Using a Relayer to withdraw the principal, IC and yield

To further achieve a state of privacy, Sacred uses Relayers.

The problem with blockchain transactions on Ethereum, Polygon and similar chains, is that the user will need to pay for gas. To pay for gas, a wallet needs MATIC. To get MATIC to pay for gas, a user might get it from an exchange or a friend or from themselves, maybe from a wallet that is already connected to their identity. Now a malicious actor can find out where their MATIC came from and link it with the user’s identity. Relayers help solve this problem.

Asset withdrawals and Yield earned can be redeemed anonymously to a “clean” wallet, aka a wallet with no ETH or MATIC, through relayers. A relayer is a privacy-preserving payment mechanism that protects anonymity by sending and paying for the transaction on their behalf. The relayer is refunded for the gas fees by deducting the gas fees from their withdrawal. A relayer cannot act maliciously as the ZK-SNARK proof is generated from their local device and verified on-chain. This Zero Knowledge Proof also contains the receiving address as part of the proof calculation so that they can be sure that nobody can tamper with it. Furthermore, the yield redemption mechanism is separate from the initial principle — this separation further ensures the security and anonymization of transactions.

The relayer is basically a web server with the following functionalities: Status Check (of itself) Queue Jobs Execute Jobs Sacred Withdraw Mining Reward (AP Claim) Mining Withdraw (AP → SACRED swap)

The withdrawal process with the relayer is summarized below.

Code Summary - Relayer

User inputs: (same as withdraw on Front-End UI)

  1. Note

  2. Recipient Address

  3. Relayer settings (relayer URL, fee amount)

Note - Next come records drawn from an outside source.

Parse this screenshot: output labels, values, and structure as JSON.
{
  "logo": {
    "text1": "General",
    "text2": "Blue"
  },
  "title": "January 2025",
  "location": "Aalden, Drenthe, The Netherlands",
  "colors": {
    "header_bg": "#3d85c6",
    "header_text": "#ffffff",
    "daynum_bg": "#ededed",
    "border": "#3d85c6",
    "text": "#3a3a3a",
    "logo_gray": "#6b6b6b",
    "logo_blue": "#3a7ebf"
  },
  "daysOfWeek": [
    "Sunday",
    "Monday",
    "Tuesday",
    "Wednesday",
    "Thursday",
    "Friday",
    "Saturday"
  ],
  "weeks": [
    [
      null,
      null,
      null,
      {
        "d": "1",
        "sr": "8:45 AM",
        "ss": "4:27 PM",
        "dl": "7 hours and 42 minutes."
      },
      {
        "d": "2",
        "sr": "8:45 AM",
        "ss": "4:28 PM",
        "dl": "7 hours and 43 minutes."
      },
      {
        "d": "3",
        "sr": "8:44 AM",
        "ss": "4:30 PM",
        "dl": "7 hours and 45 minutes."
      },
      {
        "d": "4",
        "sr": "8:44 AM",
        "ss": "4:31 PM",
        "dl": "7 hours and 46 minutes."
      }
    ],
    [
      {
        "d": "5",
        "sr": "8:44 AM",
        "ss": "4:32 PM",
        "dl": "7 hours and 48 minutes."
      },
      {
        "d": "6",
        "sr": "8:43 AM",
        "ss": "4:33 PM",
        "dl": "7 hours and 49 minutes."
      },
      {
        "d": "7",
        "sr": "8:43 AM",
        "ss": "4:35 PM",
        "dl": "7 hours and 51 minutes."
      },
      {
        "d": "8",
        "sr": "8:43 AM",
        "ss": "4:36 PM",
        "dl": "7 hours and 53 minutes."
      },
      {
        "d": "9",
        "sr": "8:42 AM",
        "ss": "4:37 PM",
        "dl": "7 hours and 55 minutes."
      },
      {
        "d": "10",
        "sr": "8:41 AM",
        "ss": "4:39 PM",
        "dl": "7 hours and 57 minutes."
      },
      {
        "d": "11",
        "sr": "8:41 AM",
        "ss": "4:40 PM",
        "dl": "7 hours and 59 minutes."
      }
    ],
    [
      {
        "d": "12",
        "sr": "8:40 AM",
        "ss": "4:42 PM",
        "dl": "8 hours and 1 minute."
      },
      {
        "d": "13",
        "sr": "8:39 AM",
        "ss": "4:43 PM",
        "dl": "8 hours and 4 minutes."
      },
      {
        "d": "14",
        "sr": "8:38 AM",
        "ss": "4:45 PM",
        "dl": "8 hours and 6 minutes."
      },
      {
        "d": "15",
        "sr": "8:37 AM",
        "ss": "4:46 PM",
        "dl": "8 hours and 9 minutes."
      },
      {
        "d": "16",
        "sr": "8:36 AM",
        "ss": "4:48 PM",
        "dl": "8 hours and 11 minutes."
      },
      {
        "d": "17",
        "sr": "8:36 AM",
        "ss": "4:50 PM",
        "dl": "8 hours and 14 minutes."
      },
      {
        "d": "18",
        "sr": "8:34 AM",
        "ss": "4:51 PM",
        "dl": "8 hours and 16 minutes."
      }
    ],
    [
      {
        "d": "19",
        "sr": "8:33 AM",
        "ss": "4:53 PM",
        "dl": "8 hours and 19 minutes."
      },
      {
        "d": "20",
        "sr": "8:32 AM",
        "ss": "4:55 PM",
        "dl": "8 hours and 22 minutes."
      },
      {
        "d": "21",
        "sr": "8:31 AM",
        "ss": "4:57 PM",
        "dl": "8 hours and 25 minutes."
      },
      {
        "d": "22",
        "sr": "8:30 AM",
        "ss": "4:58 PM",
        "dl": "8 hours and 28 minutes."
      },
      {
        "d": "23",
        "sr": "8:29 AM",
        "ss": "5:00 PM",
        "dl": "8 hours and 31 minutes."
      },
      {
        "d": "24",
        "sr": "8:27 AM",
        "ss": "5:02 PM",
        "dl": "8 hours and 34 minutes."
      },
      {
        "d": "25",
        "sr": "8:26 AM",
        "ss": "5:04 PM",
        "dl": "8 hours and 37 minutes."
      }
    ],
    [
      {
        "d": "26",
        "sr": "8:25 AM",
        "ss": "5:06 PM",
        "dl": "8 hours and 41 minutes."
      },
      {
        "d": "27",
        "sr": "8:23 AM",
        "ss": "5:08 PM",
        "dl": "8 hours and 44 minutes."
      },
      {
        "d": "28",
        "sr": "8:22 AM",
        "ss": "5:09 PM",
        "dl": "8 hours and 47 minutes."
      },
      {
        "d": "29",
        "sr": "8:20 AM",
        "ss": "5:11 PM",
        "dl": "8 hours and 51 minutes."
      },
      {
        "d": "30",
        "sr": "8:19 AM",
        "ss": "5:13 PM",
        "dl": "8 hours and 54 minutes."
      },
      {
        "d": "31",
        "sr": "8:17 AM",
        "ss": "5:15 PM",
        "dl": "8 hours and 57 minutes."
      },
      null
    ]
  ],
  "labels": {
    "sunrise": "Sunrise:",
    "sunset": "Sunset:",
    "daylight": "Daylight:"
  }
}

Parameters passed to the Relayer (browser processed the user input):

  1. Contract Instance (Address)

  2. Proof

  3. Root

  4. Nullifier Hash

  5. Recipient (address)

  6. Relayer (address)

  7. Fee

  8. Refund

The relayer receives the Parameters and executes the withdraw contract function (see above). The relayer never has possession of the user’s deposit/withdrawn funds. The contract handles all payments; the relayer is only executing the transfer function by providing the user’s proof.

Note: Because the proof is generated using parameter values like the recipient address, a relayer cannot tamper with the proof or arguments to have a successful withdrawal. A malicious relayer will have the transaction rejected and the User’s funds will stay inside the contract and count as being not withdrawn (also at the expense of the relayer who paid for gas until the contract reverted).